De la manutention aux chantiers ferroviaires, il enchaîne les petits boulots. L’histoire s’emballe à partir des années 1990, quand le Cameroun plonge dans une crise politique sans précédent. Dans les rues, les pneus brûlent devant les barricades de manifestants réclamant le multipartisme et une conférence nationale souveraine. Paul Biya est contesté et la jeunesse béti, le groupe ethnique auquel appartient le chef de l’État, est appelée à défendre le pouvoir.

Ce grand chambardement offre des opportunités à tous les laissés pour compte. L’ancien manutentionnaire n’est pas reste. Le voilà journaliste et, bientôt, il fonde L’Anecdote, son propre titre, positionné proche du pouvoir. Il embrasse ce système qu’il a si longtemps observé de l’extérieur. Il devient l’ami de Laurent Esso, le puissant ministre de la Justice, et plus grand monde ne lui résiste. Amougou Belinga épouse en deuxièmes noces Sarah Limunga Itambi, l’avocate générale de la Cour suprême.

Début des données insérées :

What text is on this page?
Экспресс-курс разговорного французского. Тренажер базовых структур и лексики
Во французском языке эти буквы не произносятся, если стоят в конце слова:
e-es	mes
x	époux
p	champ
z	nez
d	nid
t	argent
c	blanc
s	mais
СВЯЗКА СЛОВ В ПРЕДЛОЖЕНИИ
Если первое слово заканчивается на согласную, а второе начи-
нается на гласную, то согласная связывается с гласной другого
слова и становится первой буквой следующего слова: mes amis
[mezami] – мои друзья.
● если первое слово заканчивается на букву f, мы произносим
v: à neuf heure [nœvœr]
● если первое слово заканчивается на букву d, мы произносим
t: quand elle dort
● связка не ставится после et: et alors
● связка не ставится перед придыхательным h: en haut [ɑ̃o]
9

« SON OUTRECUIDANCE A-T-ELLE FINI PAR INQUIÉTER CEUX-LÀ MÊME QUI LE PROTÉGEAIENT ? »

Son réseau s’étend, ses affaires fleurissent. Il se développe dans la sous-région et ambitionne même de s’étendre en Afrique de l’Ouest, notamment au Togo, où il est reçu en juin 2018 par le président Faure Gnassingbé. Au Gabon, sa situation est plus délicate : Vision 4 a été suspendue car ses journalistes avaient annoncé la mort d’Ali Bongo Ondimba, alors soigné en Arabie saoudite. Il a depuis entrepris des démarches pour rencontrer Noureddin Bongo Valentin, le coordinateur général des Affaires présidentielles – en vain.

Dérives répétées

Au Cameroun, ses médias sont en première ligne pour défendre Paul Biya face à l’adversité. Mais ils ont la fâcheuse habitude de se prendre pour un tribunal populaire. En 2006, l’hebdomadaire L’Anecdote avait publié un « Top 50 des homosexuels présumés du Cameroun » : ministres, directeurs généraux, patrons du privé et journalistes furent cités. Certains, s’estimant calomniés, avaient porté plainte. On s’attendait à une cascade de condamnations. Ce fut une tempête dans un verre d’eau. La justice se montra d’une étonnante mansuétude à l’égard ce justiciable peu commun.

Amougou Belinga ne s’arrêta pas là. Un soir de novembre 2017, la chaîne Vision 4 diffusa un reportage montrant la nudité de l’opposant Vincent Sosthène Fouda. Commentaire de la journaliste : « Il n’a pas été gâté par la nature ». Face aux dérives répétées, le Conseil national de la communication (CNC) tapa du poing sur la table. Les journalistes furent suspendus d’antenne, décision qu’Amougou Belinga choisit d’ignorer. Il porta même plainte pour diffamation contre le président du CNC, Peter Essoka, et obtint sa condamnation, assortie d’une amende de quinze millions de Fcfa !

Son influence s’accroît. Quand il séjourne en France, il descend dans un palace parisien avenue George V, où ses excentricités lui ont valu une réputation peu flatteuse. À ses visiteurs, le personnel hôtelier prévient : l’attente peut durer des heures. Et c’est en peignoir qu’il reçoit !

Est-il allé trop loin ? Son outrecuidance a-t-elle fini par inquiéter ceux-là même qui le protégeaient ? Le 29 juillet dernier, une mesure d’interdiction de sortie du territoire a finalement été émise à son encontre en raison de l’enquête sur le meurtre de Bryant Formbor. L’homme d’affaires, toujours au Cameroun, tente depuis de mettre ses affaires à l’abri. Il a suspendu les émissions de Vision 4 et commandité la restructuration de son groupe de presse, tout en prenant contact pour délocaliser ses affaires à Maurice ou à Dubaï, via la création d’une holding. À trop s’approcher du pouvoir, l’homme qui faisait trembler la République a fini par se brûler les ailes.